Central Alberta bee colonies suffered high winterkill losses
Central Alberta honey bee colonies were among the hardest hit last winter, according to the latest survey by Alberta Agriculture and Rural Development apiculture program.
Information collected from 112 beekeepers, who represent 92 per cent of the honey bee colonies in Alberta, revealed an average mortality rate of 23.8 per cent during the winter of 2012-13. But the winterkill figure ranged from 17 per cent in Southern Alberta to 37.5 per cent in Central and Northeastern Alberta, said Medhat Nasr, provincial apiculturist with Alberta Agriculture.
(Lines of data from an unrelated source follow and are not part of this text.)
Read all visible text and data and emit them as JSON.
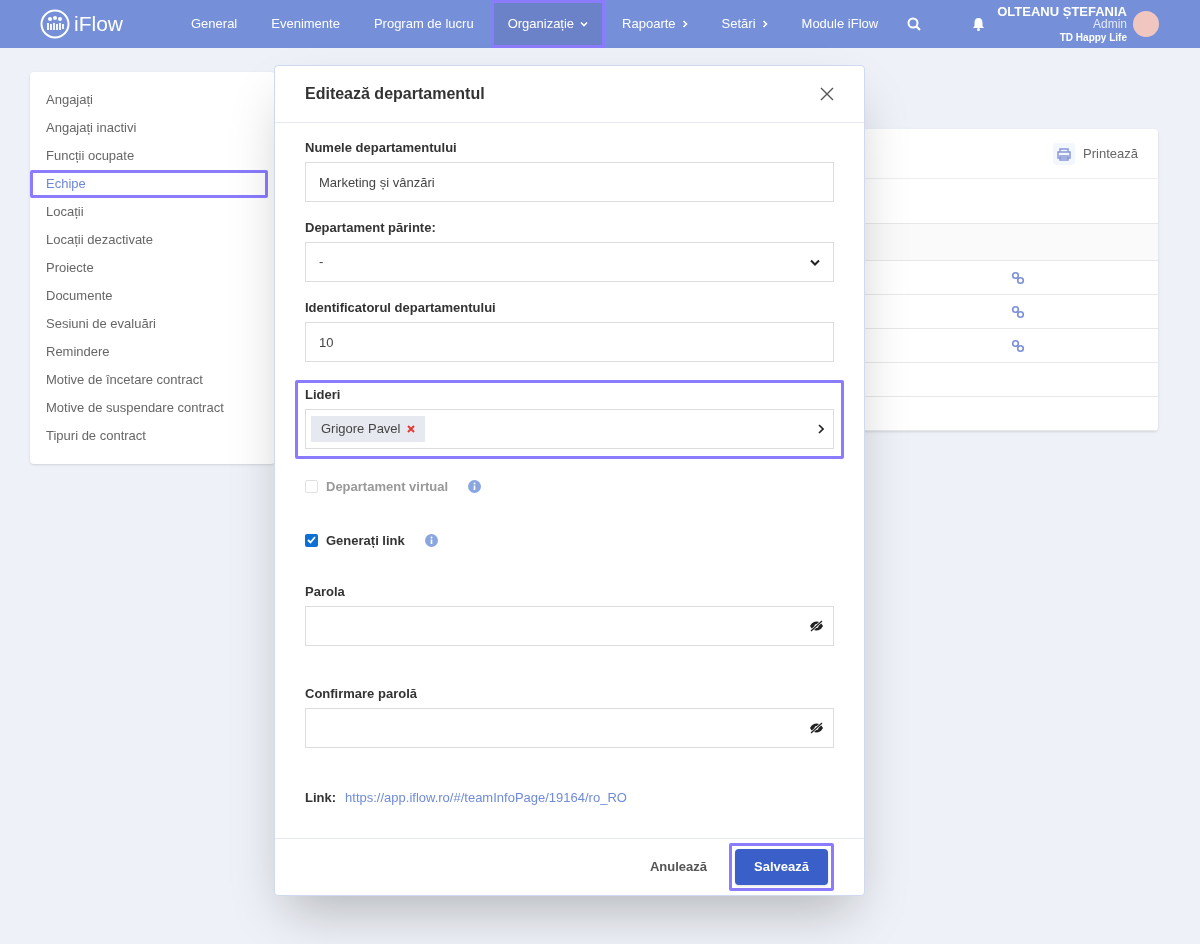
{
  "topbar": {
    "logo": "iFlow",
    "nav": [
      {
        "label": "General",
        "kind": "link",
        "highlighted": false
      },
      {
        "label": "Evenimente",
        "kind": "link",
        "highlighted": false
      },
      {
        "label": "Program de lucru",
        "kind": "link",
        "highlighted": false
      },
      {
        "label": "Organizație",
        "kind": "dropdown",
        "highlighted": true
      },
      {
        "label": "Rapoarte",
        "kind": "submenu",
        "highlighted": false
      },
      {
        "label": "Setări",
        "kind": "submenu",
        "highlighted": false
      },
      {
        "label": "Module iFlow",
        "kind": "link",
        "highlighted": false
      }
    ],
    "user": {
      "name": "OLTEANU ȘTEFANIA",
      "role": "Admin",
      "company": "TD Happy Life"
    }
  },
  "sidebar": {
    "items": [
      {
        "label": "Angajați",
        "selected": false,
        "highlighted": false
      },
      {
        "label": "Angajați inactivi",
        "selected": false,
        "highlighted": false
      },
      {
        "label": "Funcții ocupate",
        "selected": false,
        "highlighted": false
      },
      {
        "label": "Echipe",
        "selected": true,
        "highlighted": true
      },
      {
        "label": "Locații",
        "selected": false,
        "highlighted": false
      },
      {
        "label": "Locații dezactivate",
        "selected": false,
        "highlighted": false
      },
      {
        "label": "Proiecte",
        "selected": false,
        "highlighted": false
      },
      {
        "label": "Documente",
        "selected": false,
        "highlighted": false
      },
      {
        "label": "Sesiuni de evaluări",
        "selected": false,
        "highlighted": false
      },
      {
        "label": "Remindere",
        "selected": false,
        "highlighted": false
      },
      {
        "label": "Motive de încetare contract",
        "selected": false,
        "highlighted": false
      },
      {
        "label": "Motive de suspendare contract",
        "selected": false,
        "highlighted": false
      },
      {
        "label": "Tipuri de contract",
        "selected": false,
        "highlighted": false
      }
    ]
  },
  "background_card": {
    "print_button": "Printează",
    "rows": [
      {
        "kind": "blank"
      },
      {
        "kind": "header"
      },
      {
        "kind": "link"
      },
      {
        "kind": "link"
      },
      {
        "kind": "link"
      },
      {
        "kind": "blank"
      },
      {
        "kind": "blank"
      }
    ]
  },
  "modal": {
    "title": "Editează departamentul",
    "fields": [
      {
        "kind": "text",
        "label": "Numele departamentului",
        "value": "Marketing și vânzări"
      },
      {
        "kind": "select",
        "label": "Departament părinte:",
        "value": "-"
      },
      {
        "kind": "text",
        "label": "Identificatorul departamentului",
        "value": "10"
      },
      {
        "kind": "tags",
        "label": "Lideri",
        "tags": [
          "Grigore Pavel"
        ],
        "highlighted": true
      },
      {
        "kind": "checkbox",
        "label": "Departament virtual",
        "checked": false,
        "disabled": true
      },
      {
        "kind": "checkbox",
        "label": "Generați link",
        "checked": true,
        "disabled": false
      },
      {
        "kind": "password",
        "label": "Parola"
      },
      {
        "kind": "password",
        "label": "Confirmare parolă"
      },
      {
        "kind": "link",
        "label": "Link:",
        "url": "https://app.iflow.ro/#/teamInfoPage/19164/ro_RO"
      }
    ],
    "cancel_button": "Anulează",
    "save_button": {
      "label": "Salvează",
      "highlighted": true
    }
  }
}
He added that the figure was 21 per cent in the northwest region of the province and 28 per cent in the Peace River region.
“There was no difference in bee winterkill between colonies wintered outdoors or indoors,” said Nasr.
The survey included questions about management practices, bee health and environmental conditions, and beekeepers were also asked to rank possible causes of winterkill. They listed the long winter and cold spring as the biggest problem, with nosema identified as the second leading cause of bee kill. Other problems identified were the poor quality of queens, varroa infestations and starvation.
“In 2012, Alberta reported the lowest winterkill (15 per cent) in a decade, but this year, losses are substantially higher and varied from region to region,” said Nasr.
“In comparison to the national percentage of winterkill (28.6 per cent), Alberta did not fair too badly. In spite of the high losses, Alberta beekeepers replaced most of their killed colonies, and in some operations beekeepers increased their numbers due to high honey prices and higher demand for Alberta’s quality honey.”